Look, none of us wants to even entertain the possibility of the Falcons getting to the Super Bowl, lest we jinx it. So rather than say it out loud, I’m going to suggest that if some team with one of the best offenses in the league and one of the worst defenses were to make the big game, they could win. There is precedence!
The old saw that defense wins championships has held up pretty well over the life of the NFL, and the last four Super Bowl winners have all had terrific defenses that pushed them into the championship and helped them win it. You have to go back five years to find a Super Bowl winner that didn’t boast a tremendous defense, but it has happened twice in the last seven seasons.
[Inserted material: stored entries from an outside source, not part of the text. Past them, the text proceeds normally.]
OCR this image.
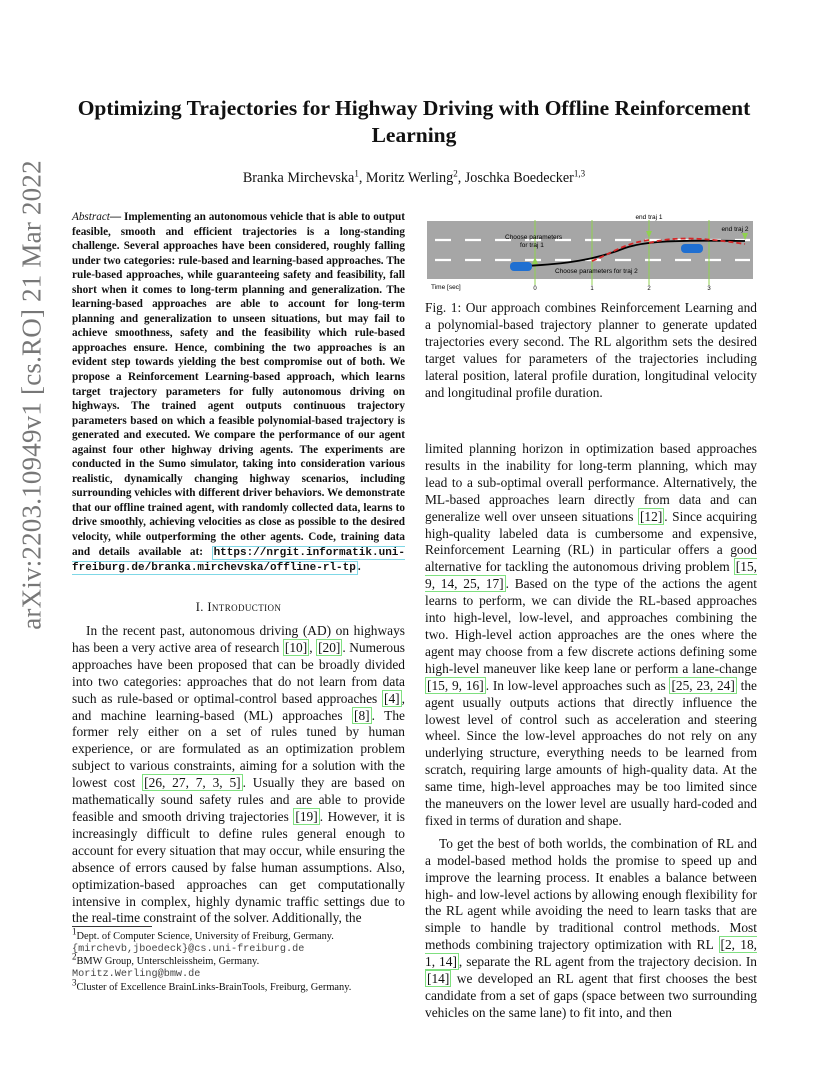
Optimizing Trajectories for Highway Driving with Offline Reinforcement Learning
Branka Mirchevska$^1$, Moritz Werling$^2$, Joschka Boedecker$^{1,3}$
arXiv:2203.10949v1 [cs.RO] 21 Mar 2022 Abstract— Implementing an autonomous vehicle that is able to output feasible, smooth and efficient trajectories is a long-standing challenge. Several approaches have been considered, roughly falling under two categories: rule-based and learning-based approaches. The rule-based approaches, while guaranteeing safety and feasibility, fall short when it comes to long-term planning and generalization. The learning-based approaches are able to account for long-term planning and generalization to unseen situations, but may fail to achieve smoothness, safety and the feasibility which rule-based approaches ensure. Hence, combining the two approaches is an evident step towards yielding the best compromise out of both. We propose a Reinforcement Learning-based approach, which learns target trajectory parameters for fully autonomous driving on highways. The trained agent outputs continuous trajectory parameters based on which a feasible polynomial-based trajectory is generated and executed. We compare the performance of our agent against four other highway driving agents. The experiments are conducted in the Sumo simulator, taking into consideration various realistic, dynamically changing highway scenarios, including surrounding vehicles with different driver behaviors. We demonstrate that our offline trained agent, with randomly collected data, learns to drive smoothly, achieving velocities as close as possible to the desired velocity, while outperforming the other agents. Code, training data and details available at: https://nrgit.informatik.uni-freiburg.de/branka.mirchevska/offline-rl-tp .
I. Introduction

In the recent past, autonomous driving (AD) on highways has been a very active area of research [10] , [20] . Numerous approaches have been proposed that can be broadly divided into two categories: approaches that do not learn from data such as rule-based or optimal-control based approaches [4] , and machine learning-based (ML) approaches [8] . The former rely either on a set of rules tuned by human experience, or are formulated as an optimization problem subject to various constraints, aiming for a solution with the lowest cost [26, 27, 7, 3, 5] . Usually they are based on mathematically sound safety rules and are able to provide feasible and smooth driving trajectories [19] . However, it is increasingly difficult to define rules general enough to account for every situation that may occur, while ensuring the absence of errors caused by false human assumptions. Also, optimization-based approaches can get computationally intensive in complex, highly dynamic traffic settings due to the real-time constraint of the solver. Additionally, the

$^1$Dept. of Computer Science, University of Freiburg, Germany.
{mirchevb,jboedeck}@cs.uni-freiburg.de
$^2$BMW Group, Unterschleissheim, Germany.
Moritz.Werling@bmw.de
$^3$Cluster of Excellence BrainLinks-BrainTools, Freiburg, Germany.
end traj 1
end traj 2
Choose parameters
for traj 1
Choose parameters for traj 2
Time [sec]	0	1	2	3
Fig. 1: Our approach combines Reinforcement Learning and a polynomial-based trajectory planner to generate updated trajectories every second. The RL algorithm sets the desired target values for parameters of the trajectories including lateral position, lateral profile duration, longitudinal velocity and longitudinal profile duration.

limited planning horizon in optimization based approaches results in the inability for long-term planning, which may lead to a sub-optimal overall performance. Alternatively, the ML-based approaches learn directly from data and can generalize well over unseen situations [12] . Since acquiring high-quality labeled data is cumbersome and expensive, Reinforcement Learning (RL) in particular offers a good alternative for tackling the autonomous driving problem [15, 9, 14, 25, 17] . Based on the type of the actions the agent learns to perform, we can divide the RL-based approaches into high-level, low-level, and approaches combining the two. High-level action approaches are the ones where the agent may choose from a few discrete actions defining some high-level maneuver like keep lane or perform a lane-change [15, 9, 16] . In low-level approaches such as [25, 23, 24] the agent usually outputs actions that directly influence the lowest level of control such as acceleration and steering wheel. Since the low-level approaches do not rely on any underlying structure, everything needs to be learned from scratch, requiring large amounts of high-quality data. At the same time, high-level approaches may be too limited since the maneuvers on the lower level are usually hard-coded and fixed in terms of duration and shape.

To get the best of both worlds, the combination of RL and a model-based method holds the promise to speed up and improve the learning process. It enables a balance between high- and low-level actions by allowing enough flexibility for the RL agent while avoiding the need to learn tasks that are simple to handle by traditional control methods. Most methods combining trajectory optimization with RL [2, 18, 1, 14] , separate the RL agent from the trajectory decision. In [14] we developed an RL agent that first chooses the best candidate from a set of gaps (space between two surrounding vehicles on the same lane) to fit into, and then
Let’s keep this simple and go with points allowed, which is an imperfect but useful enough metric. Here’s where each of the last eight Super Bowl winners ranked:
2015: Denver Broncos, 4th
2014: New England Patriots, 8th
2013: Seattle Seahawks, 1st
2012: Baltimore Ravens, 12th
2011: New York Giants, 25th
2010: Green Bay Packers, 2nd
2009: New Orleans Saints, 20th
2008: Pittsburgh Steelers, 1st
Some of the defenses on this list are obviously better than others, and the 2012 Baltimore Ravens were a better defense than their ranking in points allows indicates. Still, it’s obvious from looking at this list that the only two truly weak defenses that wound up hoisting Lombardi Trophies were the Giants and Saints, who had amazing offenses to compensate for it. Both defenses (but particularly New Orleans) were also opportunistic when they needed to be.
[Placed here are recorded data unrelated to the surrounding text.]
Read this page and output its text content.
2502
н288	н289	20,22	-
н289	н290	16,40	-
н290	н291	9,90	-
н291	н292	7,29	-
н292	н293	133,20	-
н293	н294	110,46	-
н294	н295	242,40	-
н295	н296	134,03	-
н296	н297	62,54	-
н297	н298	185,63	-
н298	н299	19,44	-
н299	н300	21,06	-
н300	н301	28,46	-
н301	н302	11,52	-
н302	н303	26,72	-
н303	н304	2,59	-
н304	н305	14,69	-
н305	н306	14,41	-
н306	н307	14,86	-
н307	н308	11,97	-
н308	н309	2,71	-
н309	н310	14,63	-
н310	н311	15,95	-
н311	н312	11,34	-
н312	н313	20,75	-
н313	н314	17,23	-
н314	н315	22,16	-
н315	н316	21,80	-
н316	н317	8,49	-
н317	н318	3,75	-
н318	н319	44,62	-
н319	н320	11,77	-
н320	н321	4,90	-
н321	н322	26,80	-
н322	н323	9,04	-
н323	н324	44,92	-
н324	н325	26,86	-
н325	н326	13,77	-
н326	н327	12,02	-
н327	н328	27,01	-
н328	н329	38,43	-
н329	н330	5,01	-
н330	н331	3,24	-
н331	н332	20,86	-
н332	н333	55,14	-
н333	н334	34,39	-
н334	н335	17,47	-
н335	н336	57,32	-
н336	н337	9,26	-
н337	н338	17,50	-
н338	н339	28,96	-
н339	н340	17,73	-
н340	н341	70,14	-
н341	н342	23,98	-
You should feel heartened by that, but you should also realize that lousy defenses getting to the championship (much less winning it) is the rarer outcome in today’s NFL. Elite defenses tend to carry teams a long way, and in a matchup against an elite defense and an elite offense, the former tends to carry the day.
This points a way forward for a hypothetical team with a tremendous offense and bad defense, whoever they may be. Recent NFL history indicates, though, that a championship win is not the likeliest outcome.